Celebrity chef Carla Hall visited the USO Warrior and Family Center at Naval Support Activity Bethesda (NSAB) July 21 to share her cooking expertise with wounded warriors and military families.
The visit was the first stop on Hall’s USO tour throughout the National Capital Region that also included appearances in Virginia at Marine Corps Base Quantico and the USO Warrior and Family Center at Fort Belvoir.
Hall is co-host of the daytime television program “The Chew” and was a finalist in the fifth and eighth seasons of “Top Chef,” a competitive cooking show. A native of Tennessee, Hall attended Howard University in Washington, D.C., and currently resides in Maryland.
“I live near the old Walter Reed (Army Medical Center), and I’ve been there before to visit service members,” Hall said. “What I found so amazing is no matter what shape they’re in, they’re so giving and so caring, so it’s easy to give back.”
During the visit to NSAB, Hall hosted a cooking class for about 20 individuals, including Tiffany Smith, 15, and her mom, Midori Smith. The event was a surprise for Tiffany, who is a huge fan of Hall.
“She (Hall) is always bubbly and fun and if we’re not at home watching her show, we’re recording it,” Midori said. “We love to cook, and Tiffany and I cook together a lot.”
Hall showed the group how to make a Dijon chicken dish accompanied by a salad with lemon vinaigrette. Class attendees were able to cook the dish themselves with the help of step-by-step guidance and instructions from Hall.
Army Capt. Daniella Mestyanek, who just returned from a deployment, was grateful for the chance to meet Hall.
“This was amazing to come here and cook with her. I’m glad I got the opportunity,” Mestyanek said.
Hall’s rise to fame as a food superstar is dramatic considering she didn’t attend culinary school until she was 30, after working as both an accountant and a model.
“I worked for Price-Waterhouse as a certified public accountant (CPA). As soon as I got my CPA, I was like, ‘Oh, I hate it. I think I’ll go model in Paris,’” Hall said.
It was there that she fell in love with food.
“Every Sunday in Paris, all of the models would have a brunch and I loved to eat but I never cooked,” Hall explained. “So I started buying cookbooks and I just became fascinated.

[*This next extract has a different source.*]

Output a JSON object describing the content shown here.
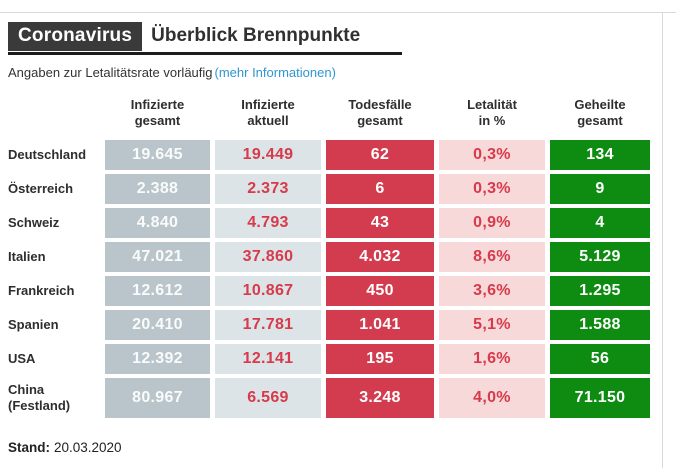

Recipes are like puzzles. I would go to restaurants and try to figure out what was in my dish and write it down in a journal.”
Hall was drawn back to Nashville when her mother suffered an illness. Once her mother recovered, she moved in with family members in Washington, D.C., where a serendipitous sequence of events led Hall to open a lunch delivery service she operated for five years before attending culinary school.
After culinary school, she worked as a sous chef and executive chef. In 2001, she opened her own catering company based in Silver Spring, Md., which she still heads. She was selected as a contestant for “Top Chef” in 2008 and returned to the show in 2010 for “Top Chef All-Stars.” She has also written two cookbooks.
Hall’s view is that food and bodies have a strong connection, and for those who are trying to heal, the right foods can help.
“Our bodies are basically like computers and they’re so smart, but we don’t listen to them. We have to listen and be in tune,” she explained. “Start with raw ingredients. When you’re trying to heal your body, it’s so important to let nature help you do that. Food is not the enemy.”
Hall concluded the event by offering dessert to the attendees – cookies from her petite artisan cookie line. She said she had a great time sharing her love of cooking with service members and family members at NSAB.
“The one thing that’s constant, whether it be accounting or modeling or theater, is I always wanted to be happy with what I did,” Hall said. “When you’re happy doing something then you can share that joy. The best thing you can do for people is to share the joy.”